Nor was that the only sign worrying the girl who had given up a United Nations fellowship in the United States to care for Gandhi. In the preceding twenty-four hours he had absorbed 68 ounces of the lukewarm water and bicarbonate of soda he so detested. Her careful tabulations showed that he had eliminated only 28. Gandhi's kidneys, damaged by his Calcutta fast, were not functioning properly. Deeply concerned, Sushila tried to explain to Gandhi the seriousness of his condition, why this time he might never recover from his ordeal. He would not listen.

"If I have acetone in my urine, it is because my faith in Rama is incomplete," he murmured.

"Rama has nothing to do with it," Sushila replied. Patiently she explained the scientific process beginning with

the appearance of those foreign bodies in his discharge. He listened in silence. When she had finished, he fixed his eyes on her face.

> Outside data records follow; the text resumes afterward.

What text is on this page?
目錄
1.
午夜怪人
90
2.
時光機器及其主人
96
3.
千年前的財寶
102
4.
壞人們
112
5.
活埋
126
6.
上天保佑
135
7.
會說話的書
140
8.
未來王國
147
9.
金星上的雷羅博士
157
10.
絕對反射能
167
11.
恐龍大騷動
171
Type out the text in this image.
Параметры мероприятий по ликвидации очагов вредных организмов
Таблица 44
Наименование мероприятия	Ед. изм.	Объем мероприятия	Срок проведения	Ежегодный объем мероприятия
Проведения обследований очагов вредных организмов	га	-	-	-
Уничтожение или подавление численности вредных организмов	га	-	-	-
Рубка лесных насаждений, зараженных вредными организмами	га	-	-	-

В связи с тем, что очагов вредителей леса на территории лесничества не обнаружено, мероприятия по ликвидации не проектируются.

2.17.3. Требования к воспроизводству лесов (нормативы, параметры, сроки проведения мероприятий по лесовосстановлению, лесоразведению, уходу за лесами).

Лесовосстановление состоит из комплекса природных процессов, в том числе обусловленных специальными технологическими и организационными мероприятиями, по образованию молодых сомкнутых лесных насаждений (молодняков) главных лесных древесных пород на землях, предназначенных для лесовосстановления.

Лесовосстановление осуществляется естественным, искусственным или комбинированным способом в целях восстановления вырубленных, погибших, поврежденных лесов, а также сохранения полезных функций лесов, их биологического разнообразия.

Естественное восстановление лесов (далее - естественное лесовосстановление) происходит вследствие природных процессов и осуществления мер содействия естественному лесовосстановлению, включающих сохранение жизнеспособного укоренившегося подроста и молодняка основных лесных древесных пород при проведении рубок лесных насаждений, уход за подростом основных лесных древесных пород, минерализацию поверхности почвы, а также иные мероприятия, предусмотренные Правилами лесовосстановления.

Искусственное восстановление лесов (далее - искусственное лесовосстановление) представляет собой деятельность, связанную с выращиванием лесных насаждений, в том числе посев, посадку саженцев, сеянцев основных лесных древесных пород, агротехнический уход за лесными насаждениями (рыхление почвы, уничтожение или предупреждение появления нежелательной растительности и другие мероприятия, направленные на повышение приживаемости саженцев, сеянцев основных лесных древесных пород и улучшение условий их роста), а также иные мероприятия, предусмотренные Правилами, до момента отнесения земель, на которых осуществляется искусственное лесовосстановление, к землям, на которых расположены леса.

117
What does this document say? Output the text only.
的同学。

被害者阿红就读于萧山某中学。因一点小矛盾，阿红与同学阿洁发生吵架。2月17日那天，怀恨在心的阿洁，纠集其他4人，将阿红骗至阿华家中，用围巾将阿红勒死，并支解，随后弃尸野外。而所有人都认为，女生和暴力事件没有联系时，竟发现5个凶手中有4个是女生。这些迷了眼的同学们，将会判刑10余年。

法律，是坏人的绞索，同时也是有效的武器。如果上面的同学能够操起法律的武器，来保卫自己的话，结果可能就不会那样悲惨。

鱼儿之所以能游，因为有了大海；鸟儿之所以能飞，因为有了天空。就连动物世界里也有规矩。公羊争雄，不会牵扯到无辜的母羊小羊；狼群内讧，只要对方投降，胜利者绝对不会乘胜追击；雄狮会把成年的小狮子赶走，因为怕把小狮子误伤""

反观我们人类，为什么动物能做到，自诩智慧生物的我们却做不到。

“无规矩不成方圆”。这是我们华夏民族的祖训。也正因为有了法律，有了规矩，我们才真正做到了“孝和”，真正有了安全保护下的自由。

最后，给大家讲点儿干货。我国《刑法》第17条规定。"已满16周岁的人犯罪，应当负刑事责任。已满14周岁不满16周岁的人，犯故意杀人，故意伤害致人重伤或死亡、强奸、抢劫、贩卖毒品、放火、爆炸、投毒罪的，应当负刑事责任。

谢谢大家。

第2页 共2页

"And does your science really know everything?" he asked. "Have you forgotten the Lord Krishna's words in the tenth chapter of the Gita—T bear this whole world in an infinitely small part of my being'?"

At seven-twenty on the morning of January 15, while Gandhi was reminding his young doctor of the limitations of her science, Narayan Apte walked into the office of Air India in Bombay. He asked for two tickets on the Bombay-Delhi DC-3 service on the afternoon of Saturday, January 17, for Mr. D. N. Karmarkar, and Mr. S. Marathe. While he began to count out the fare, 308 rupees, the clerk politely inquired if he would be requiring return passages as well.